Case Study: Gaudenzia

REDUCING COSTS AND LIMITING EXPOSURE OF UNEMPLOYMENT CLAIMS

Summary:
A review of Gaudenzia’s (GAU) Unemployment Program administered by UC Solutions Group (UCSG). They are a nonprofit drug and alcohol addiction treatment facility operating in PA, MD, and DE. Due to their 501c3 status and SUTA exemption, GAU elected to become a reimbursing employer at the beginning of 2013 and work with UCSG in lieu of paying the Unemployment Tax in all three states. UCSG covered all claim liabilities and adjudication for GAU in exchange for an annual premium.

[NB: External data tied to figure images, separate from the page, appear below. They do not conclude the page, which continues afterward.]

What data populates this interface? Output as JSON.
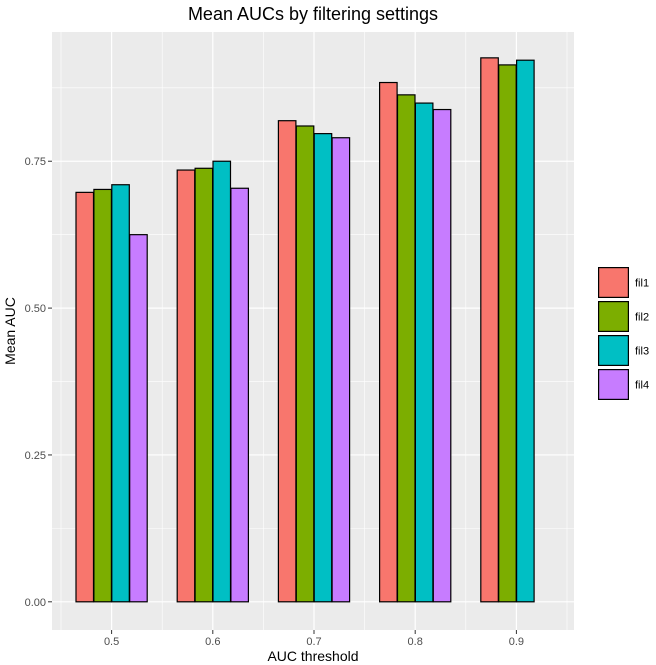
{
  "chart_data": {
    "type": "bar",
    "title": "Mean AUCs by filtering settings",
    "xlabel": "AUC threshold",
    "ylabel": "Mean AUC",
    "categories": [
      "0.5",
      "0.6",
      "0.7",
      "0.8",
      "0.9"
    ],
    "series": [
      {
        "name": "fil1",
        "color": "#F8766D",
        "values": [
          0.697,
          0.735,
          0.819,
          0.884,
          0.926
        ]
      },
      {
        "name": "fil2",
        "color": "#7CAE00",
        "values": [
          0.702,
          0.738,
          0.81,
          0.863,
          0.914
        ]
      },
      {
        "name": "fil3",
        "color": "#00BFC4",
        "values": [
          0.71,
          0.75,
          0.797,
          0.849,
          0.922
        ]
      },
      {
        "name": "fil4",
        "color": "#C77CFF",
        "values": [
          0.625,
          0.704,
          0.79,
          0.838,
          0.0
        ]
      }
    ],
    "ylim": [
      -0.048,
      0.97
    ],
    "yticks": [
      0.0,
      0.25,
      0.5,
      0.75
    ],
    "ytick_labels": [
      "0.00",
      "0.25",
      "0.50",
      "0.75"
    ],
    "grid": true,
    "panel_background": "#EBEBEB",
    "legend_position": "right"
  }
}
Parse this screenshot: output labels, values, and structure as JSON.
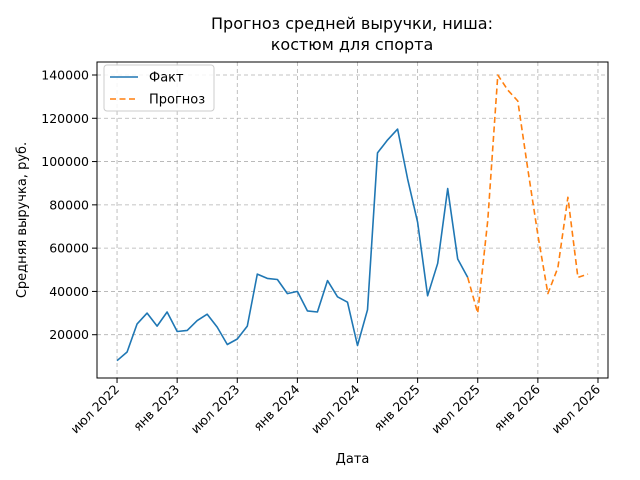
{
  "chart_data": {
    "type": "line",
    "title_lines": [
      "Прогноз средней выручки, ниша:",
      "костюм для спорта"
    ],
    "xlabel": "Дата",
    "ylabel": "Средняя выручка, руб.",
    "x_tick_labels": [
      "июл 2022",
      "янв 2023",
      "июл 2023",
      "янв 2024",
      "июл 2024",
      "янв 2025",
      "июл 2025",
      "янв 2026",
      "июл 2026"
    ],
    "y_tick_labels": [
      "20000",
      "40000",
      "60000",
      "80000",
      "100000",
      "120000",
      "140000"
    ],
    "y_ticks": [
      20000,
      40000,
      60000,
      80000,
      100000,
      120000,
      140000
    ],
    "ylim": [
      0,
      146000
    ],
    "x_axis_range": [
      "2022-05",
      "2026-08"
    ],
    "grid": true,
    "legend_position": "top-left",
    "series": [
      {
        "name": "Факт",
        "color": "#1f77b4",
        "style": "solid",
        "x": [
          "2022-07",
          "2022-08",
          "2022-09",
          "2022-10",
          "2022-11",
          "2022-12",
          "2023-01",
          "2023-02",
          "2023-03",
          "2023-04",
          "2023-05",
          "2023-06",
          "2023-07",
          "2023-08",
          "2023-09",
          "2023-10",
          "2023-11",
          "2023-12",
          "2024-01",
          "2024-02",
          "2024-03",
          "2024-04",
          "2024-05",
          "2024-06",
          "2024-07",
          "2024-08",
          "2024-09",
          "2024-10",
          "2024-11",
          "2024-12",
          "2025-01",
          "2025-02",
          "2025-03",
          "2025-04",
          "2025-05",
          "2025-06"
        ],
        "values": [
          8000,
          12000,
          25000,
          30000,
          24000,
          30500,
          21500,
          22000,
          26500,
          29500,
          23500,
          15500,
          18000,
          24000,
          48000,
          46000,
          45500,
          39000,
          40000,
          31000,
          30500,
          45000,
          37500,
          35000,
          15000,
          31500,
          104000,
          110000,
          115000,
          92000,
          72000,
          38000,
          53000,
          87500,
          55000,
          46500
        ]
      },
      {
        "name": "Прогноз",
        "color": "#ff7f0e",
        "style": "dashed",
        "x": [
          "2025-06",
          "2025-07",
          "2025-08",
          "2025-09",
          "2025-10",
          "2025-11",
          "2025-12",
          "2026-01",
          "2026-02",
          "2026-03",
          "2026-04",
          "2026-05",
          "2026-06"
        ],
        "values": [
          46500,
          30000,
          73000,
          140000,
          133000,
          128000,
          96500,
          66000,
          39000,
          51000,
          83500,
          46500,
          48000
        ]
      }
    ]
  }
}
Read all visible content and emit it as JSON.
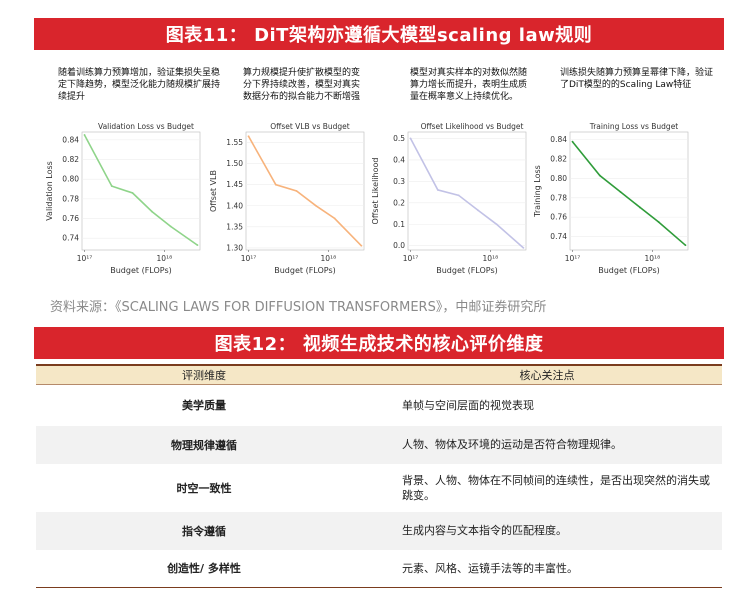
{
  "banner1": "图表11： DiT架构亦遵循大模型scaling law规则",
  "descriptions": [
    "随着训练算力预算增加，验证集损失呈稳定下降趋势，模型泛化能力随规模扩展持续提升",
    "算力规模提升使扩散模型的变分下界持续改善，模型对真实数据分布的拟合能力不断增强",
    "模型对真实样本的对数似然随算力增长而提升，表明生成质量在概率意义上持续优化。",
    "训练损失随算力预算呈幂律下降，验证了DiT模型的的Scaling Law特征"
  ],
  "chart_data": [
    {
      "type": "line",
      "title": "Validation Loss vs Budget",
      "xlabel": "Budget (FLOPs)",
      "ylabel": "Validation Loss",
      "xscale": "log",
      "xticks": [
        "10¹⁷",
        "10¹⁸"
      ],
      "yticks": [
        0.84,
        0.82,
        0.8,
        0.78,
        0.76,
        0.74
      ],
      "ylim": [
        0.728,
        0.848
      ],
      "color": "#8fd48a",
      "x": [
        1e+17,
        2.2e+17,
        4e+17,
        7e+17,
        1.2e+18,
        2.6e+18
      ],
      "y": [
        0.845,
        0.793,
        0.786,
        0.767,
        0.752,
        0.733
      ]
    },
    {
      "type": "line",
      "title": "Offset VLB vs Budget",
      "xlabel": "Budget (FLOPs)",
      "ylabel": "Offset VLB",
      "xscale": "log",
      "xticks": [
        "10¹⁷",
        "10¹⁸"
      ],
      "yticks": [
        1.55,
        1.5,
        1.45,
        1.4,
        1.35,
        1.3
      ],
      "ylim": [
        1.295,
        1.575
      ],
      "color": "#f7b37c",
      "x": [
        1e+17,
        2.2e+17,
        4e+17,
        7e+17,
        1.2e+18,
        2.6e+18
      ],
      "y": [
        1.565,
        1.45,
        1.435,
        1.4,
        1.37,
        1.305
      ]
    },
    {
      "type": "line",
      "title": "Offset Likelihood vs Budget",
      "xlabel": "Budget (FLOPs)",
      "ylabel": "Offset Likelihood",
      "xscale": "log",
      "xticks": [
        "10¹⁷",
        "10¹⁸"
      ],
      "yticks": [
        0.5,
        0.4,
        0.3,
        0.2,
        0.1,
        0.0
      ],
      "ylim": [
        -0.02,
        0.53
      ],
      "color": "#c2c2e6",
      "x": [
        1e+17,
        2.2e+17,
        4e+17,
        7e+17,
        1.2e+18,
        2.6e+18
      ],
      "y": [
        0.5,
        0.26,
        0.235,
        0.165,
        0.1,
        -0.01
      ]
    },
    {
      "type": "line",
      "title": "Training Loss vs Budget",
      "xlabel": "Budget (FLOPs)",
      "ylabel": "Training Loss",
      "xscale": "log",
      "xticks": [
        "10¹⁷",
        "10¹⁸"
      ],
      "yticks": [
        0.84,
        0.82,
        0.8,
        0.78,
        0.76,
        0.74
      ],
      "ylim": [
        0.726,
        0.848
      ],
      "color": "#2f9c3a",
      "x": [
        1e+17,
        2.2e+17,
        4e+17,
        7e+17,
        1.2e+18,
        2.6e+18
      ],
      "y": [
        0.838,
        0.803,
        0.786,
        0.77,
        0.755,
        0.731
      ]
    }
  ],
  "source": "资料来源：《SCALING LAWS FOR DIFFUSION TRANSFORMERS》，中邮证券研究所",
  "banner2": "图表12： 视频生成技术的核心评价维度",
  "table": {
    "headers": [
      "评测维度",
      "核心关注点"
    ],
    "rows": [
      [
        "美学质量",
        "单帧与空间层面的视觉表现"
      ],
      [
        "物理规律遵循",
        "人物、物体及环境的运动是否符合物理规律。"
      ],
      [
        "时空一致性",
        "背景、人物、物体在不同帧间的连续性，是否出现突然的消失或跳变。"
      ],
      [
        "指令遵循",
        "生成内容与文本指令的匹配程度。"
      ],
      [
        "创造性/ 多样性",
        "元素、风格、运镜手法等的丰富性。"
      ]
    ]
  }
}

In this case study, we analyze the financial impact realized by GAU: a savings of 31.48% compared to what they would have owed as a taxpaying employer.

Analysis:
To assess UCSG’s performance, we compared the total premium due each fiscal year to the total estimated tax contribution that would have been due to PA, MD, and DE. Each state’s DOL calculates UC tax assessments differently and assigns a rate based on prior experience. These rates are multiplied to the reported taxable payroll and expensed each quarter.

Results:
Over a five-year period, GAU would have owed PA, MD, and DE $2,535,878 in payroll taxes. During this same period, UCSG received $1,737,589 in premium, which equates to a savings of $798,289 (31.48%). Active management of claims has played a significant role in reducing overall costs. UCSG’s third-party claim administrator, PeopleSystems, processes on average 322 claims annually; which helped reduce total unemployment claim liability by $6,657,104 while also crediting $480,117 in claim overpayments.